4. Don't do everything at once
CRM can have a deep reach into an organisation, especially if it involves sales, marketing and service automation. Implement incrementally to avoid confusion and over extensive change resistance. So, do it in stages.
5. Post-implementation Support
You can train people extensively before the system goes live. But when push comes to shove, people will forget what they were taught and start to use the application in the way that they are comfortable with. This is plain wrong. Unless there is a common approach to the data that needs to be recorded and a common approach to how it is recorded, then the main value of the CRM is lost. So, post-implementation support monitors and mentors users after the application goes live. Those first three months are critical.
6. Encourage user feedback and act on it
Communicate with your users and let them know that not only were they involved with the design of the application, they're also involved in the running of it. User buy-in is as critical as executive sponsorship. Don't ignore users just because you've gone live.
7. Don't be rigid
This is a little bit of a cheat as it's really an extension of the point above. But it's important. Even the best implementations will need tweaked in the light of user experience. SugarCRM enables organisations to react to feedback and changing business needs quickly. Take advantage of that. Put lightweight but robust processes in place so that change can happen. Don't put bureaucratic barriers to change in place.
8. Don't set unreasonable expectations
You're not going to be a customer-centric organisation the day after you go live. It takes months for data to be accumulated and adjustments to be made in the light of experience.

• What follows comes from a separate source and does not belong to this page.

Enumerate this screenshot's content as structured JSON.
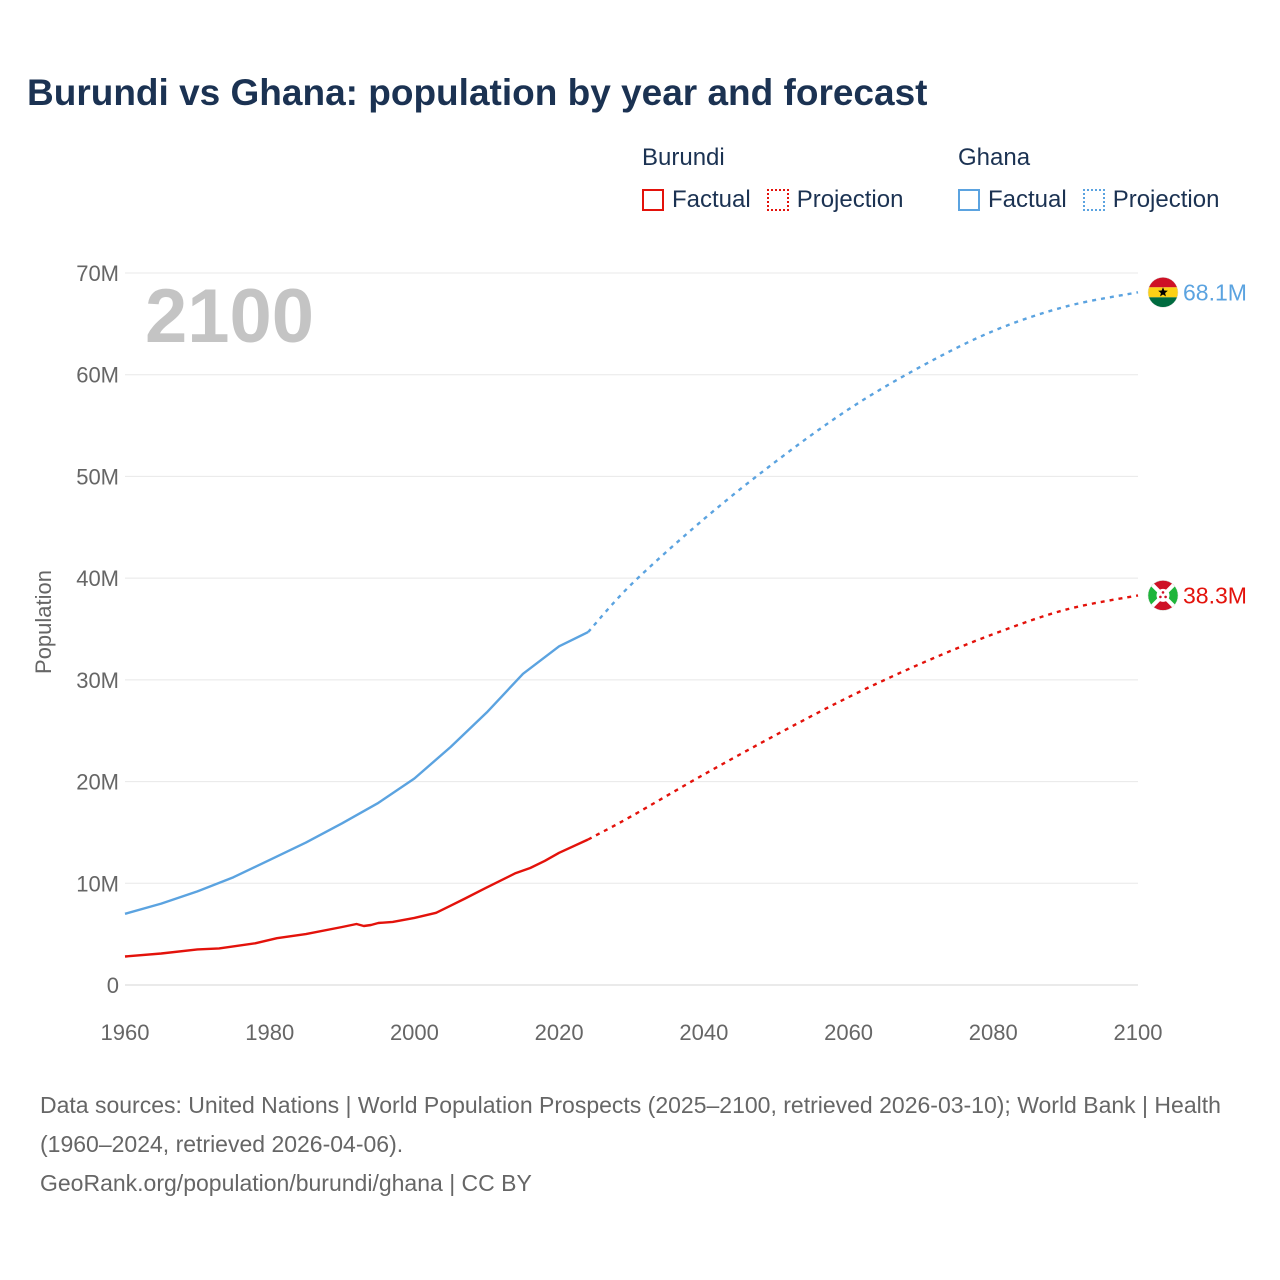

9. Training should be extensive
Half an hour per person is not enough. Every user should attend training before they are allowed access to the system. Ideally training should communicate purpose and evangelise as well as educate. Training should be structured, hands-on, contain exercises to consolidate learning and have opportunities for delegates to ask questions.
10. Spend time on Design
Most CRM applications take the kitchen sink approach. They have fields to capture every conceivable fact about customers and the processes that support them. User adoption will plummet if users have to plough through a myriad of redundant fields to get to the ones that they need. It will plummet even further if they can't reflect the needs of their own business because no fields are available to capture the information. Spend time going carefully through the application (see 3 above) taking out that which isn't needed and putting in that which is ..... and be prepared to change this after you go live (see 7 above).
11. Clean your data
It's worth putting in the investment into cleaning the data before it goes into CRM. This means getting rid of data that is old and of no more value. It means having complete records of names, addresses, postcodes, email addresses ... it also means that the data should be well structured, that postcodes are in the postcode field and town in the town field.
12. Know what you want to get out of CRM
At the outset, have a vision and a set of deliverables from the project. Articulate the vision clearly both to the implementation team and to the users. And review three to six months after the project goes live. Otherwise how do you know if the implementation is successful?
13. Enjoy it!!
Yes, we know we said 12 rules, but rule number 13 is important too – A well-implemented CRM application will deliver extensive information benefits to you and to your customers. It will improve information flow, process efficiency, customer retention and customer satisfaction. It will make information much easier to find, build collaborative teamwork and reduce duplication of information and effort.